Within the energy sector the electricity sector accounts for a major share of emissions, and existing energy subsidy schemes in this sector often indirectly support the incumbent energy sources, which in the case of Tamil Nadu, are coal and lignite. In Tamil Nadu, the domestic consumers’ electricity tariffs are subsidized by the Government of Tamil Nadu. Other consumer categories such as agriculture, huts, power looms, hand looms and places of worship do receive electricity subsidy as well. This subsidy is currently provided by offering the consumers a reduced per kWh cost of electricity sourced from the public distribution licensee, TANGEDO, while the state government in return compensates TANGEDCO for a part of this cost reduction to the consumers.
In addition to the electricity subsidy provided by the Government, TANGEDCO, is mandated to cross-subsidise lower consumer tariffs. This is done by charging certain consumer categories, such as industries and commercial entities, a higher tariff for per unit of electricity, as it costs TANGECO to deliver the same. However, in the past years, the cross-subsidy provided was consistently and significantly higher compared to the extra charges levied. TANGEDCO was not able to recover its overall cost of supply from its revenue collection, resulting in a cumulative revenue gap of INR 1.25 lakh Crores as of March 2022 (TANGEDCO 2022). Which means that the current subsidy design – cross subsidising one consumer category to provide subsidised energy to others – compromises the financial health of TANGEDCO and jeopardises the long-term energy supply stability in the state. Financial bail outs for TANGEDCO, by both the central and state government, were required in the recent past.
Additionally, one may observe that the lion’s share of electricity supplied by TANGEDCO is sourced from emission intensive thermal power plants, fuelled with coal or lignite. Therefore, when the state government subsidises consumers that procure energy from TANGEDCO it indirectly subsidises polluting power sources.
Lastly one may examine the current electricity subsidy scheme and assess to what extent it supports those that are most in need of it. Is the subsidy reaching low-income households? Does the subsidy mitigate energy poverty?

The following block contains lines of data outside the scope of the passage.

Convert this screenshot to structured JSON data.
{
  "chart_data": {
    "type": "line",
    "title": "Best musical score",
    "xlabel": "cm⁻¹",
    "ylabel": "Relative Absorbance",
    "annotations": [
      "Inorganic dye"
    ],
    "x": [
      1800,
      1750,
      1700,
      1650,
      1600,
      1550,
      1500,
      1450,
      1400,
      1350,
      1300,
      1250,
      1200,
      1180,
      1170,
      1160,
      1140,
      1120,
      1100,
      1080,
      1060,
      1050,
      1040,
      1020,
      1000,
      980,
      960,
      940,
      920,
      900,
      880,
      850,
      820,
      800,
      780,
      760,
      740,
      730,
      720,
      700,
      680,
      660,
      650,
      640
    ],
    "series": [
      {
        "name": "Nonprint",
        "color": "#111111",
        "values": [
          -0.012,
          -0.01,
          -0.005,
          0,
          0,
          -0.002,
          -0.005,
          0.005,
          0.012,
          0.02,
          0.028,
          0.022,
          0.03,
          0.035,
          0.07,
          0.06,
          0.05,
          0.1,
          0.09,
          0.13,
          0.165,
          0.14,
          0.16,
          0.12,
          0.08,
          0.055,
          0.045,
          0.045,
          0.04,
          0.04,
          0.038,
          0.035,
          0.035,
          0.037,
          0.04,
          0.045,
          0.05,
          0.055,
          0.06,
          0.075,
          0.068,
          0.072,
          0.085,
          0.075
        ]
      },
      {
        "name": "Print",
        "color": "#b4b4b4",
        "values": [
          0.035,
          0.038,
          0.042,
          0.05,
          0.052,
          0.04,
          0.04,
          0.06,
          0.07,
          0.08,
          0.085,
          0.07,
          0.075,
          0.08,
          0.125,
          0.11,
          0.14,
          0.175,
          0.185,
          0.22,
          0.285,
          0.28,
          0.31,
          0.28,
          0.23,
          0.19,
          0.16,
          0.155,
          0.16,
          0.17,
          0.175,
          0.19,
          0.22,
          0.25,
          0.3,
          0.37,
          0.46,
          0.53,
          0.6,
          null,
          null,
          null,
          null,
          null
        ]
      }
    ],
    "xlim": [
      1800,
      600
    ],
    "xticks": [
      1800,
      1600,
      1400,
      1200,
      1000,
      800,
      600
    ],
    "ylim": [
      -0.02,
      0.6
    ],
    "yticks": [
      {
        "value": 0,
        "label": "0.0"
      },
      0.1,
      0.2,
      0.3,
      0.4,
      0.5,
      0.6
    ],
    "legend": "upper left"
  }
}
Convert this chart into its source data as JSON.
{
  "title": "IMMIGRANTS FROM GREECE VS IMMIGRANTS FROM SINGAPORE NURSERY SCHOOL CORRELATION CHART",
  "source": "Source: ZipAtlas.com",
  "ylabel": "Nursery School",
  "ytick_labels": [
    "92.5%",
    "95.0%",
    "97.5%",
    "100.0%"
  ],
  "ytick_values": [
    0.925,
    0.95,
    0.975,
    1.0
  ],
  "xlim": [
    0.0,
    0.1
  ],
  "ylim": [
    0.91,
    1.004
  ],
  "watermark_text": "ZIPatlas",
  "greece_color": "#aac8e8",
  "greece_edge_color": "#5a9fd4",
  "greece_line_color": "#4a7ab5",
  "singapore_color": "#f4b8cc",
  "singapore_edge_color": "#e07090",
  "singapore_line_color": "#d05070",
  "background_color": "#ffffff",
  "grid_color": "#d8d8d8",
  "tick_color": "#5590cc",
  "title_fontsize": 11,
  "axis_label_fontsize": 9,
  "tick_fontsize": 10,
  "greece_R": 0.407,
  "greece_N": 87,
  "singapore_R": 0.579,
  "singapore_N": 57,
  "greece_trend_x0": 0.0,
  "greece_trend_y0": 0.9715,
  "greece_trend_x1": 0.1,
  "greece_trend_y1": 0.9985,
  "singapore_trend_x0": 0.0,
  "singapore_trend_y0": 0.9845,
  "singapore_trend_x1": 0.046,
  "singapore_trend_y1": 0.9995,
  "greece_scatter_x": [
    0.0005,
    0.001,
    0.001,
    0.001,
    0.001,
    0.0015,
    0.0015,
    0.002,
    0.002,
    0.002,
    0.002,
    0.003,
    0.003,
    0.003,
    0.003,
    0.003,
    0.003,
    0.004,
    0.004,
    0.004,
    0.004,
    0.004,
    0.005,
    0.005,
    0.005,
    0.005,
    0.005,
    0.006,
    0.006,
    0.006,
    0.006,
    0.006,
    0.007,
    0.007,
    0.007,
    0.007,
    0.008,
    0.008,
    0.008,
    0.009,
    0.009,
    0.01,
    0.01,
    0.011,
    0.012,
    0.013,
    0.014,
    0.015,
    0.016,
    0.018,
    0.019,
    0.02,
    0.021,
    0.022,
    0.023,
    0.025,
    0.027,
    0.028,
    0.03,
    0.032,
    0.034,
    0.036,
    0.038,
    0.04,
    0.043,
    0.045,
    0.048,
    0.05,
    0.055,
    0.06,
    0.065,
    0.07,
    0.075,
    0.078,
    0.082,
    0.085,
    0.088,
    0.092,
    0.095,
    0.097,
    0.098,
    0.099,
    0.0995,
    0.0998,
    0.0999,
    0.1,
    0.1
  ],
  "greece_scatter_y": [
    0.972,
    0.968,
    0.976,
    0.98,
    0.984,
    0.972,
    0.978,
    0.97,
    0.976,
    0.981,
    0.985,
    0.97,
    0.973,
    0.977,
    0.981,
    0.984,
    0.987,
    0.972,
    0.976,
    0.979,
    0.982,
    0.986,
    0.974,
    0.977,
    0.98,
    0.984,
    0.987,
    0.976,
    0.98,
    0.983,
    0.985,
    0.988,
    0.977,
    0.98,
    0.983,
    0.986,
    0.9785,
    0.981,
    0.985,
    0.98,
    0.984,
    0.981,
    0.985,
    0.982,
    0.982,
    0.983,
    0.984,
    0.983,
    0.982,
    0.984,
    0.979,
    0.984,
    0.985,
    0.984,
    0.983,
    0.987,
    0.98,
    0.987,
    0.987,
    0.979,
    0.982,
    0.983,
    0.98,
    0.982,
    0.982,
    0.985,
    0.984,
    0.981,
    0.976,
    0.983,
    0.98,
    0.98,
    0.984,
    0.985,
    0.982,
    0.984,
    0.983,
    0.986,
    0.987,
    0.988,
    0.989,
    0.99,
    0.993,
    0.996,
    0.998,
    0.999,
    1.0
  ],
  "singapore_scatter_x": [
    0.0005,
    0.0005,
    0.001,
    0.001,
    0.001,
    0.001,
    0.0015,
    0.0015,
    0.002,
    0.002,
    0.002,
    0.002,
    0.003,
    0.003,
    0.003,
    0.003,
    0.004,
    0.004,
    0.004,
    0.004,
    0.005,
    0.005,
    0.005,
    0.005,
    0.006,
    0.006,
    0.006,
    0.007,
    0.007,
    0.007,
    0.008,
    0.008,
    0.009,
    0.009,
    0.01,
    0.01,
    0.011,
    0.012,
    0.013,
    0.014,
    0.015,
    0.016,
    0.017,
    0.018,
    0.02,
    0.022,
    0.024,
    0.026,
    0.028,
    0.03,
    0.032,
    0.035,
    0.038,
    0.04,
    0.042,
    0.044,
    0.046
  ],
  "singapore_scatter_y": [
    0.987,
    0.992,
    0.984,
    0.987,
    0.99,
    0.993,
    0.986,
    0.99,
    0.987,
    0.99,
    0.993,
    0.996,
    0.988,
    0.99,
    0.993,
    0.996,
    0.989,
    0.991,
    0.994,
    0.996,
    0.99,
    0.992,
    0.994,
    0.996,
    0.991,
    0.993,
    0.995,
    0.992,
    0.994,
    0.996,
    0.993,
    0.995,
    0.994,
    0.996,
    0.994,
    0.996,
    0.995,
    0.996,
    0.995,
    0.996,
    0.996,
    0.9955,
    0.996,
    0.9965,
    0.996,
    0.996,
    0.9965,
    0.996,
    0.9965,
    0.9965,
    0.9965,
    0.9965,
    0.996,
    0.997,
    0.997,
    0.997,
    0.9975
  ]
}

In Tamil Nadu electricity subsidy is currently provided to certain consumer categories. A reform of incumbent energy subsidy scheme for electricity could help in unlocking the much-needed financial resources required to support an equitable and just energy transition. It could also help reducing the states subsidy and TANGEDCO cross-subsidy burden. Alternative subsidy mechanisms could be considered. Such an approach may target multiple policy objective at the same time; it may accelerate the energy transition, increase the investment into renewables and reduce emissions, while supporting low-income households.